Ese sol. Ese viejo y solo sol que todo lo ha visto, que ha educado a la Tierra con su luz desde las primeras temporadas. Ahora calienta las artificiales extremidades que favorecen este hermoso deporte de flotar por donde uno quiera. Hoy estoy trabajando y mañana mi hijo quiere ir a explorar unos satélites olvidados que deambulan cerca de una montaña. La curiosidad de los niños es amplia, grande, divertida, no tiene parangón. Me la contagian. Estoy entregando las últimas cargas de roca metamórfica y pasaré a la superficie a visitar a algunos habitantes voluntarios que siembran algo allá abajo.

— ¡Mira! —, me dice mi pequeño—vamos a ver la fauna de ese bosque azul al que todavía no hemos ido.

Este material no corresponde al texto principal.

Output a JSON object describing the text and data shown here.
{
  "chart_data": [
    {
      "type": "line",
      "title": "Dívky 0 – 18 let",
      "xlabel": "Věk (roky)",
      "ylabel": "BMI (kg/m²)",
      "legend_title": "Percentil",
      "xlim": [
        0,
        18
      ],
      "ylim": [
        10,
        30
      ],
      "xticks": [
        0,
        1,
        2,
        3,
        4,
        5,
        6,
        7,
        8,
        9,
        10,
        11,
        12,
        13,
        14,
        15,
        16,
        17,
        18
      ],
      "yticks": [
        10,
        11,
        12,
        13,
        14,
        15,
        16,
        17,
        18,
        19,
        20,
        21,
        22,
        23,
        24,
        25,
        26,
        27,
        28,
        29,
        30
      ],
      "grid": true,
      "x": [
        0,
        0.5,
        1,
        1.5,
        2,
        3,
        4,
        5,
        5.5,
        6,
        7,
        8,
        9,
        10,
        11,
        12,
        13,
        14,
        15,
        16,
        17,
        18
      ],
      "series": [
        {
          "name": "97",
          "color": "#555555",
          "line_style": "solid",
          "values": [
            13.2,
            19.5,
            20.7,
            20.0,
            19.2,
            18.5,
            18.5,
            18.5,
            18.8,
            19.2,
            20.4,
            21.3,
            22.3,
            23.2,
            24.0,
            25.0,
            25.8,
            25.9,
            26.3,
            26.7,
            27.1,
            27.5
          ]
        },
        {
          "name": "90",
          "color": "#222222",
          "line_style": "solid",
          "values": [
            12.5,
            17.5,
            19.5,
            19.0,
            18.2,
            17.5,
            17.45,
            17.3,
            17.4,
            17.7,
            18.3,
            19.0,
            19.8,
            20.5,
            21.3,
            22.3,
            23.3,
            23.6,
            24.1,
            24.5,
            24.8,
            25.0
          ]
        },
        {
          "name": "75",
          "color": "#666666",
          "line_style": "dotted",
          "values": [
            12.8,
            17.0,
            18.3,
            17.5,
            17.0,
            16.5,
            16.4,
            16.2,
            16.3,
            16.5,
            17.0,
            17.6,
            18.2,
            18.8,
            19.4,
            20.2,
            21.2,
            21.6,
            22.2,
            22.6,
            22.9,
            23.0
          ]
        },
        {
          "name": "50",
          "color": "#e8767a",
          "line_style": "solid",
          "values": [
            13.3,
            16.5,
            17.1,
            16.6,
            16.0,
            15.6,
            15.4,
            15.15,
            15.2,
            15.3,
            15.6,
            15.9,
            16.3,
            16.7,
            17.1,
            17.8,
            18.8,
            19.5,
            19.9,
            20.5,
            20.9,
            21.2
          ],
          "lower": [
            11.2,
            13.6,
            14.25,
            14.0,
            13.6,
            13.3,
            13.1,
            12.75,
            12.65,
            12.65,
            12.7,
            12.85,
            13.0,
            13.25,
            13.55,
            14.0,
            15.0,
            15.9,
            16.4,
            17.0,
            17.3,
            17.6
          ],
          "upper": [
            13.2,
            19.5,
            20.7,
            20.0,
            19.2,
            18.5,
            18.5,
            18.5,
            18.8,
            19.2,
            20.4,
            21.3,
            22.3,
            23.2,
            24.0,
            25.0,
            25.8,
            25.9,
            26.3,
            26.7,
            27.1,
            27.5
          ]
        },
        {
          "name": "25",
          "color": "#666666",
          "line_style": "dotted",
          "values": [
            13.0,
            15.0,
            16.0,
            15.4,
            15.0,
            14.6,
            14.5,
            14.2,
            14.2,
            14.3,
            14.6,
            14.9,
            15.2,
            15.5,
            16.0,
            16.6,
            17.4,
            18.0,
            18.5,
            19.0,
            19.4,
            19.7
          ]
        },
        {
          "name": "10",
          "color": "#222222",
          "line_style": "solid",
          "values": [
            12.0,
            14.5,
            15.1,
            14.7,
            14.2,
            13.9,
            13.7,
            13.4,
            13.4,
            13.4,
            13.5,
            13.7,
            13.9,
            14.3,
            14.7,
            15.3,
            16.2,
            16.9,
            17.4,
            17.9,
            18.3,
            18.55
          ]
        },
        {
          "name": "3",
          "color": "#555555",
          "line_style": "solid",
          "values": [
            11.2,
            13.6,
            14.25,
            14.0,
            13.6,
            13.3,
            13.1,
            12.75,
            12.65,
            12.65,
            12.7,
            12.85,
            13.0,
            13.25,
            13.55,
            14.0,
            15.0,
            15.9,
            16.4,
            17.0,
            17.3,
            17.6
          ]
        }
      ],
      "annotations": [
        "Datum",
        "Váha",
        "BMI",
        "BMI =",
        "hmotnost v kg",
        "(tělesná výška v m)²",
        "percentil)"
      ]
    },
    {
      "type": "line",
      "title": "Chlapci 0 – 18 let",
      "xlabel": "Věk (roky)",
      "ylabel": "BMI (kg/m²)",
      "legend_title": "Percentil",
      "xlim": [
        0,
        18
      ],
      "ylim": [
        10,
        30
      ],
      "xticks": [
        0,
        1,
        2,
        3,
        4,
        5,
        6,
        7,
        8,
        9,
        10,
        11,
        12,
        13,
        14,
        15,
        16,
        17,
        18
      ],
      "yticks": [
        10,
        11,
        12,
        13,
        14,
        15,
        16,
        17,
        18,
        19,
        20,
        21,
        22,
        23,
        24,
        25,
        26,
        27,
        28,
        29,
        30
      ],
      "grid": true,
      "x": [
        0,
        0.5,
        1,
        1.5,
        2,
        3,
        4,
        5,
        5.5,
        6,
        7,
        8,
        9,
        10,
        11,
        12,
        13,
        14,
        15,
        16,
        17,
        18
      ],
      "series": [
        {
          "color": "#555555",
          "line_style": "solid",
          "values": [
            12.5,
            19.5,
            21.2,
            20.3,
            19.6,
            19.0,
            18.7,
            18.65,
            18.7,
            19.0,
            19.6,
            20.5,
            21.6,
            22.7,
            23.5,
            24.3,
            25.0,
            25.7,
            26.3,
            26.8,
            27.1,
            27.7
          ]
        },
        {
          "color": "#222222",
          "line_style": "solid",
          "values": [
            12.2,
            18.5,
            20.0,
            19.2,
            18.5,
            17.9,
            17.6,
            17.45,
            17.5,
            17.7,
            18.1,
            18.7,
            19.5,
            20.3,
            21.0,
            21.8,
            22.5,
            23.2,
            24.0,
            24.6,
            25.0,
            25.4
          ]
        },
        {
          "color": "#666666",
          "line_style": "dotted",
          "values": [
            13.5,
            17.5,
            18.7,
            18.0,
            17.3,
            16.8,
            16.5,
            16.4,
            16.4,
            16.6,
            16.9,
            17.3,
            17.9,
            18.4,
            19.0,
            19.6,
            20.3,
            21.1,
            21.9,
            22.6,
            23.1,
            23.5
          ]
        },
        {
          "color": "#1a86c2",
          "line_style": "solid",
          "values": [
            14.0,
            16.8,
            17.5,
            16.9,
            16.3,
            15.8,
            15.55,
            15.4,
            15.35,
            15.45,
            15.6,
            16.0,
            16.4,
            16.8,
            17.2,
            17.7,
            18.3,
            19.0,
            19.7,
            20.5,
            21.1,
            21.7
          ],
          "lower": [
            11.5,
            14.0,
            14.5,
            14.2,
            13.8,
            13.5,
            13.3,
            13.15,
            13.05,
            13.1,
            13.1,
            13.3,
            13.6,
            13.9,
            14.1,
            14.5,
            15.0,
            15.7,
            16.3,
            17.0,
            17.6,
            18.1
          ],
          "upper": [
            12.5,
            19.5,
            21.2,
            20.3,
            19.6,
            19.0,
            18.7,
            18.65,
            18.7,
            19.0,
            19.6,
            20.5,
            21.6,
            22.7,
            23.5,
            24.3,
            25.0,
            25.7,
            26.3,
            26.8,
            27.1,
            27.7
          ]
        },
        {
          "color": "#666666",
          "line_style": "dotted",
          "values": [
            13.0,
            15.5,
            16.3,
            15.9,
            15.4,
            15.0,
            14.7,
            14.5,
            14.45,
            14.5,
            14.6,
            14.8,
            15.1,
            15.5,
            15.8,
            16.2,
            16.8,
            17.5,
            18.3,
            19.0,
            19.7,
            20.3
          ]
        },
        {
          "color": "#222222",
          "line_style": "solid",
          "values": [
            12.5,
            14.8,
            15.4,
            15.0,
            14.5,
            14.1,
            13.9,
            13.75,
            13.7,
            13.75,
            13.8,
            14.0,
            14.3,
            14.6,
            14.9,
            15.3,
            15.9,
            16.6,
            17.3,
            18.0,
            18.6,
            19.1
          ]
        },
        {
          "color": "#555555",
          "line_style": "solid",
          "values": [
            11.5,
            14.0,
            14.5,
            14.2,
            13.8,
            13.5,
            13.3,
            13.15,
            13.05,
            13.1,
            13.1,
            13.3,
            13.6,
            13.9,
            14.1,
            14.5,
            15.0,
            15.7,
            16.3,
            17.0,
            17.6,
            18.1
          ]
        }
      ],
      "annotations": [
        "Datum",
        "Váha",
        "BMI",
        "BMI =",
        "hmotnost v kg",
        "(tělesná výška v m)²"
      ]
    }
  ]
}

Todo lo aprendió de mí. Los giros, el despegue, el aterrizaje, los cambios de dirección, el mantenimiento, el cuidado. Le ha costado trabajo aprender a manipular la adaptación ante las repentinas corrientes que nos quieren tumbar. Hemos jugado, lo he rescatado de varias caídas y le ayudé a reconstruir sus alas cuando se atoraron en la punta de un pino. Y desde arriba le he enseñado que la exploración jamás termina, siempre hay que tomar giros adecuados, virar por instinto, demostrarle curiosidad al sendero, desear un extraño encuentro. Qué inocente con sus amigos, yendo por entre las nubes sin temor a chocar contra un avión. Y le digo que maniobrar con un par de alas no es tan complicado como parece, porque eso hacían algunos exploradores y jamás se murieron ni porque pasaban más tiempo con los pies en la tierra.

Llego a casa pero no está. Seguro anda volando con sus amigos. Creo que lo ha hecho casi todo, pero mi sorpresa aumenta cuando me entero de que ha fabricado una bicicleta sólo para saber qué se siente andar en dos ruedas, allá abajo donde quedan algunas pistas. Porque después de tanto volar quizá se haya aburrido y ha querido experimentar el contacto físico y directo con esa erosionada superficie. Ese sol, ese viejo sol que todo lo ha visto y hoy calienta el pelo de mi hijo mientras pedalea torpemente cerca del bosque azul. Y respira un oxígeno verde.